L'opera narra la storia di Emma Rouault, figlia di un medico di provincia, la quale passa gran parte della sua vita a studiare presso un convento di suore. In questo luogo ella conosce la "veille fille": una signora che si reca presso la struttura per occuparsi di varie faccende.
Ella canta canzoni d'amore proibite sottovoce per non farsi sentire, informa le ragazze su ciò che succede all'esterno, fa loro dei favori e, alle più grandi, presta dei libri che parlano d'amore e passioni intense.
Emma passa gran parte della sua vita immaginandosi un amore all'altezza delle storie che legge, e sogna il principe azzurro. Sfortunatamente, una volta uscita dal convento, si ritrova faccia a faccia con la realtà. Si sposa con Charles Bovary, un ufficiale sanitario, il quale, però, si rivela un uomo noioso e abitudinario. Emma odia la sua vita matrimoniale e, per tale motivo, si rifugia nell'adulterio.
Charles, vedendo la salute della moglie peggiorare giorno dopo giorno, decide di trasferirsi in una città più grande. Anche gli abitanti di quest'ultima si rivelano immersi in una routine quotidiana triste e insoddisfacente; inoltre, la vita di coppia tra i due coniugi non migliora.

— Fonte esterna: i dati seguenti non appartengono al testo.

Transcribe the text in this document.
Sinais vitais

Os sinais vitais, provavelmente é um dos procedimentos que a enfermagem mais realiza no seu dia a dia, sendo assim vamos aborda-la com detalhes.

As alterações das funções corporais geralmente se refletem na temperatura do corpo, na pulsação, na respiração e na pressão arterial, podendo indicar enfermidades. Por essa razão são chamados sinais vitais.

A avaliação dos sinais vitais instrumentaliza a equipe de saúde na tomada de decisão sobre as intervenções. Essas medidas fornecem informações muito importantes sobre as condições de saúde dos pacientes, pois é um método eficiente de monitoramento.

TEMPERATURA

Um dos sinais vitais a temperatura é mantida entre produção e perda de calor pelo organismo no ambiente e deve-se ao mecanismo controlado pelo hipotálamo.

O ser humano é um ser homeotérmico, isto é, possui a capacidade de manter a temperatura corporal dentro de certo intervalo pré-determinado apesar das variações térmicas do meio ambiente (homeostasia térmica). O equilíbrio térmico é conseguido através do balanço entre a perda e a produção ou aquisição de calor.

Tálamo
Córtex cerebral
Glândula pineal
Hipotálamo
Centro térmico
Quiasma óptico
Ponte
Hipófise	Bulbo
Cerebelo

A causa di tutta questa situazione Emma inizia a spendere ingenti somme di denaro, riempiendosi di debiti. Pur di tirarsi fuori dal guaio in cui si è cacciata, Emma chiede aiuto ai suoi amanti, i quali non si mostrano per niente disponibili nei suoi confronti.
In preda alla disperazione, Emma muore avvelenandosi con dell'arsenico rubato in farmacia; suo marito la segue a distanza di poco tempo.
Innanzitutto, assume un particolare rilievo la figura della "veille fille", la quale rappresenta l'unica relazione tra le ragazze che studiano nel convento ed il mondo esterno. Ella alimenta la fantasia di Emma con tutti i libri d'amore che le presta. Essi parlano di dame, cavalieri, duelli e forti passioni.
Inoltre, è proprio dalla figura di Emma Bovary che prende nome uno stato d'animo noto come "bovarismo": sentimento di insoddisfazione continua derivato da sogni e aspettative, con la conseguente fuga nell'immaginazione.
Infine, per sfuggire al grigiore della sua vita, Emma si era costruita una vita parallela immaginaria e felice.